Would I want to have conversation with him?

These and many other considerations will occur in any experimental subject.

Clearly, few are going to ask these questions about an archaic Greek sculpture.

To add another dimension of complexity:  these are images, representations, not the things themselves. As a moderately educated westerner, I know immediately I’m looking at an image of an archaic Greek sculpture, which fits into a particular version of cultural history which I am, to a greater or lesser extent, enculturated to. I can take a position, not about the sculptures as representations of naked guys, but as icons which stand for an entire historical and ideological narrative – I can endorse, reject, qualify, etc. Indeed, art history asks us to de-eroticise 'art', lest it become debased. This, in my opinion, is Victorian nonsense, but still very much part of the idea of 'art'.

The authors seem confident that there is such a thing as 'art', that we can distinguish between art and non-art, and that these Greek sculptures epitomise it. As an art professor, I dispute these assumptions. 

Further, as a culturally educated person, I read these images - regardless of what they represent - as, not just black and white (chemical) photographs indicative of a certain period of C20th image technology, but as offset lithographic translations of these photographs in mass paper media publication, possibly a compendious history of world art, circa 1970.
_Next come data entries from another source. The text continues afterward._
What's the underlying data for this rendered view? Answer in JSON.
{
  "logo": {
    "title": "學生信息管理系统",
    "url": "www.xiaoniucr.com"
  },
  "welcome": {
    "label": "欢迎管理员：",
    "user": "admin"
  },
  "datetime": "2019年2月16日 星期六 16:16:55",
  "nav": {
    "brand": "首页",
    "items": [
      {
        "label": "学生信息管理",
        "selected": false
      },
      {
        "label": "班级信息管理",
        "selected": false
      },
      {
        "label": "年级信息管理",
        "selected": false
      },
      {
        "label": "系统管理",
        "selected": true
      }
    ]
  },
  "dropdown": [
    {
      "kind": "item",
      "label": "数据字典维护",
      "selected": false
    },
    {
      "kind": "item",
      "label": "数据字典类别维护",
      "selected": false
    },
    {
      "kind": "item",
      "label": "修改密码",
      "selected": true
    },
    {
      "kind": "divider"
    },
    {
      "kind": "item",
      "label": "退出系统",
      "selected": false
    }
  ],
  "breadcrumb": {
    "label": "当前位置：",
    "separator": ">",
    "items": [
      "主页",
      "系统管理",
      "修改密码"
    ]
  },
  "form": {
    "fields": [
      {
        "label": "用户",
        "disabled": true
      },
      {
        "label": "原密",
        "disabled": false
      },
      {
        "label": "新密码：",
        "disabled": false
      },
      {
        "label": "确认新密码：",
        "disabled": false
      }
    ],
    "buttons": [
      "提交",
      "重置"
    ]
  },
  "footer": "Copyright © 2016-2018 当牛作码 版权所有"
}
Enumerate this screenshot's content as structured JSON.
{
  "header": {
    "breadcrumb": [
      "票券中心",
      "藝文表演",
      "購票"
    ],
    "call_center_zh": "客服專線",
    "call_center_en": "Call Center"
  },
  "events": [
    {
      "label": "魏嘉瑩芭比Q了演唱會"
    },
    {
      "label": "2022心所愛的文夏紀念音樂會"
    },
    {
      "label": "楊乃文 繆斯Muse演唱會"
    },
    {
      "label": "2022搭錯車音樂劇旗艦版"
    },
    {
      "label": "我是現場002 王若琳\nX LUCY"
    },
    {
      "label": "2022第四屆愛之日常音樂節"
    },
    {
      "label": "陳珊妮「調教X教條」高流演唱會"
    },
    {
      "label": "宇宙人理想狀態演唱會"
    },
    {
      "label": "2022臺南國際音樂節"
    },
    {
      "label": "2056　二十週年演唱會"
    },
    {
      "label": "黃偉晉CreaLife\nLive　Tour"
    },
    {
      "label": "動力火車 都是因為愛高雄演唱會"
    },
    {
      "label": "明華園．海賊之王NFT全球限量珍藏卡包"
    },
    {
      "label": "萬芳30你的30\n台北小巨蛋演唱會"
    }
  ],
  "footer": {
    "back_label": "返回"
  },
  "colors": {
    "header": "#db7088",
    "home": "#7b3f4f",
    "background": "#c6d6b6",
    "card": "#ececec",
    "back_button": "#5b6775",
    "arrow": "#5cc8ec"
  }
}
I may have opinions about such compendious histories of world art, and the way they reduce all artworks to small flat rectangles, and the way they thus create a false sense of continuity supporting a thesis about the history of art.

 The authors seem to feel that the Archaic Greek sculptures automatically qualify as some epitome of 'beauty'. This is indicative of an axiomatic endorsement of a theory of art history by the authors. I do not endorse this version of art history. I therefore do not automatically confer 'beauty or aesthetic value on these images. 

As I hope to have indicated,the ways contemporary westerners think about images is profoundly complex. To assume that fMRI data collected from subjects viewing these images represents aesthetic response, it to me, an unjustified assumption.